Шрифт:
Интервал:
Закладка:
Меня это порадовало. И когда в феврале я сообщил дяде Томасу хорошую новость, то мне даже удалось сделать это довольным голосом. Дядя Томас продолжал исследования в медицинской школе, созданной при Гарварде, и снимал жилье в Кембридже, городке близ Бостона, в котором находится Гарвард. Прежде я никогда толком не представлял, чем занимается дядя Томас. Я знал, что он – врач, но не как доктор Кагилл или какой-либо другой доктор, с которыми я сталкивался в прошлом. У него не было приемной на Харли-стрит. Да и пациентов тоже. Работа его проходила в лабораториях при больнице Гая[18] в Лондоне, и до своего решения отправиться в Америку он занимался обнаружением болезней в мертвых телах.
– Но я устал от патологоанатомии, – признался он мне в своей маленькой гостиной, выходящей на Чарльз-ривер, – а потому решил заняться клинической патологией, исследованием болезни и здоровья живых. Ты знаешь, в патологии есть несколько областей, и наши знания с каждым годом существенно возрастают. Занятно то, что, хотя людей уже много веков интересует изучение болезней, современная патология существует лишь три десятка лет. Меня всегда очаровывала война с болезнями. Дэвид этого никогда не мог понять, но я все время ему твержу: мои исследования похожи на детективные романы – обнаружение улик, выявление причин смерти, решение загадки. Но вскрытиями я уже наелся. Я приобрел в Лондоне известность как патологоанатом, а теперь я хочу покорять новые высоты. – Он объяснил, что мог бы заниматься клинической патологией и в Лондоне, но предпочел приехать в Америку. – Потому что я в конечном счете, как и ты, наполовину американец, и когда не так давно вдруг понял, что мне почти тридцать, а я толком ничего не знаю о стране моей матери, то решил, что мне предоставляется хорошая возможность заполнить этот пробел. Именно свадьба Дэвида и помогла мне принять окончательное решение. Я понял, что должен провести год в Америке, пока хожу в холостяках и свободен поступать так, как мне вздумается.
– И вы поедете в Нью-Йорк? – уточнил я, подумав о моем дяде Чарльзе, с которым мы уже много лет не общались и который был кузеном дяди Дэвида, но я знал, что, если сам отправлюсь к нему, моя мать придет в ярость.
– Да, я собираюсь поехать туда весной, познакомиться с Мариоттами.
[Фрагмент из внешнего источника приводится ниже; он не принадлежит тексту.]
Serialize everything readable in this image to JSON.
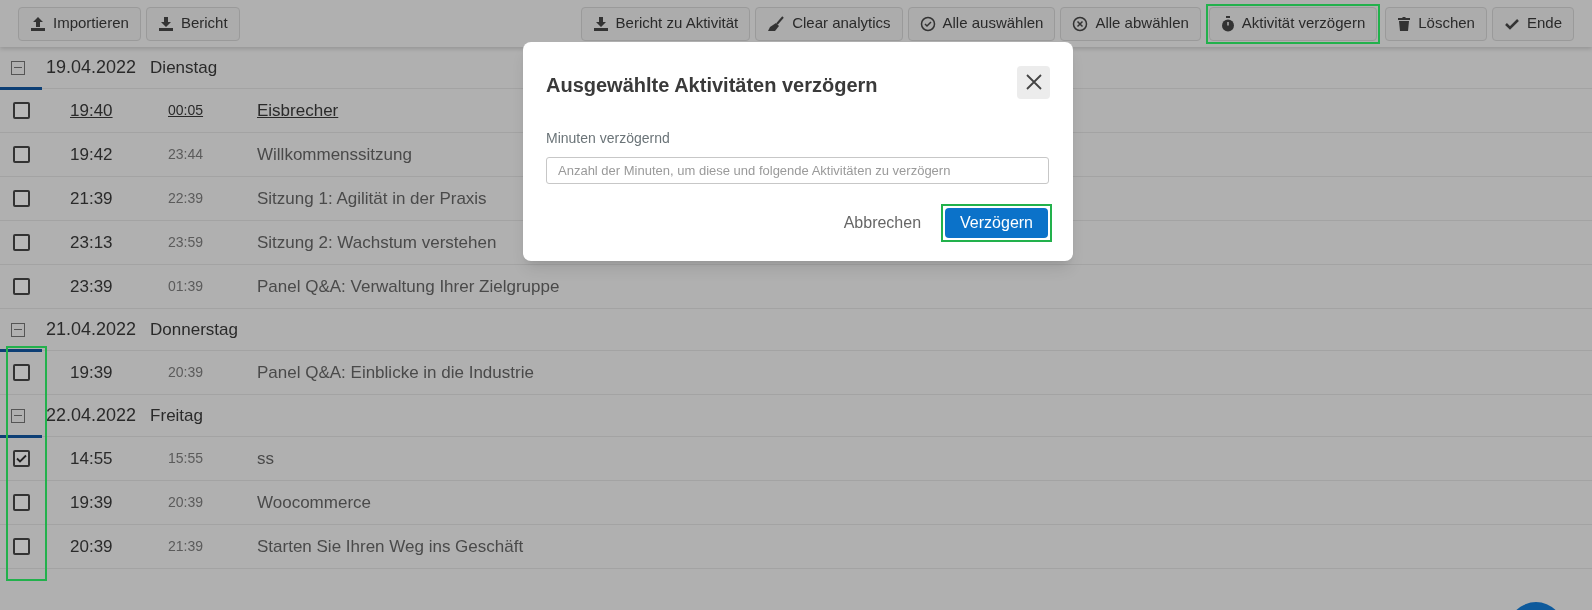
{
  "toolbar": {
    "left": [
      {
        "label": "Importieren",
        "highlighted": false
      },
      {
        "label": "Bericht",
        "highlighted": false
      }
    ],
    "right": [
      {
        "label": "Bericht zu Aktivität",
        "highlighted": false
      },
      {
        "label": "Clear analytics",
        "highlighted": false
      },
      {
        "label": "Alle auswählen",
        "highlighted": false
      },
      {
        "label": "Alle abwählen",
        "highlighted": false
      },
      {
        "label": "Aktivität verzögern",
        "highlighted": true
      },
      {
        "label": "Löschen",
        "highlighted": false
      },
      {
        "label": "Ende",
        "highlighted": false
      }
    ]
  },
  "groups": [
    {
      "date": "19.04.2022",
      "weekday": "Dienstag",
      "expanded": true,
      "checkboxes_highlighted": false,
      "items": [
        {
          "start": "19:40",
          "end": "00:05",
          "title": "Eisbrecher",
          "checked": false,
          "current": true
        },
        {
          "start": "19:42",
          "end": "23:44",
          "title": "Willkommenssitzung",
          "checked": false,
          "current": false
        },
        {
          "start": "21:39",
          "end": "22:39",
          "title": "Sitzung 1: Agilität in der Praxis",
          "checked": false,
          "current": false
        },
        {
          "start": "23:13",
          "end": "23:59",
          "title": "Sitzung 2: Wachstum verstehen",
          "checked": false,
          "current": false
        },
        {
          "start": "23:39",
          "end": "01:39",
          "title": "Panel Q&A: Verwaltung Ihrer Zielgruppe",
          "checked": false,
          "current": false
        }
      ]
    },
    {
      "date": "21.04.2022",
      "weekday": "Donnerstag",
      "expanded": true,
      "checkboxes_highlighted": true,
      "items": [
        {
          "start": "19:39",
          "end": "20:39",
          "title": "Panel Q&A: Einblicke in die Industrie",
          "checked": false,
          "current": false
        }
      ]
    },
    {
      "date": "22.04.2022",
      "weekday": "Freitag",
      "expanded": true,
      "checkboxes_highlighted": true,
      "items": [
        {
          "start": "14:55",
          "end": "15:55",
          "title": "ss",
          "checked": true,
          "current": false
        },
        {
          "start": "19:39",
          "end": "20:39",
          "title": "Woocommerce",
          "checked": false,
          "current": false
        },
        {
          "start": "20:39",
          "end": "21:39",
          "title": "Starten Sie Ihren Weg ins Geschäft",
          "checked": false,
          "current": false
        }
      ]
    }
  ],
  "dialog": {
    "title": "Ausgewählte Aktivitäten verzögern",
    "field_label": "Minuten verzögernd",
    "placeholder": "Anzahl der Minuten, um diese und folgende Aktivitäten zu verzögern",
    "buttons": [
      {
        "label": "Abbrechen",
        "kind": "secondary",
        "highlighted": false
      },
      {
        "label": "Verzögern",
        "kind": "primary",
        "highlighted": true
      }
    ]
  }
}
Ты еще будешь здесь?
– Вряд ли, – ответил я. – Мы к этому времени должны уже будем вернуться в Ирландию из-за состояния Керри.
И я сообщил ему о ребенке.
Он поздравил меня, а потом добавил:
– Нед, теперь тебе понадобится больше денег. Знаешь, нужно что-то решать с Драммондом. Нелепо, что ты занимаешь деньги у родственников, а Драммонд и твоя мать живут на широкую ногу в твоем доме.
– Когда мне исполнится двадцать один…
– Ты можешь себе позволить ждать столько времени? Одному Богу известно, в какие руины превратят Кашельмару Драммонд с твоей матерью за эти годы. Я, пожалуй, напишу Дэвиду, спрошу, что он думает на сей счет. У меня нет ни малейшего желания обращаться в суд, но…
– Никаких судебных тяжб, – перебил я громче, чем нужно. – Я дождусь, когда мне будет двадцать один.
– Нед, ты повторяешь эту фразу, как волшебное заклинание, но что именно ты будешь делать, когда тебе исполнится двадцать один?
– Уволю Драммонда и попрошу мать переехать в Клонах-корт.
– А если она откажется? Ты уверен, что тебе так или иначе не придется обратиться в суд, чтобы избавиться от Драммонда?
– Я… я подумаю об этом позднее. Когда придет время.
– Нед, – мягко заметил дядя Томас, – время пришло. Ты должен действовать сейчас.
Я энергично потряс головой.
– Нед, что такое? В чем дело? Ты боишься Драммонда? Почему? Ну ведь ты не подозреваешь его в убийстве отца?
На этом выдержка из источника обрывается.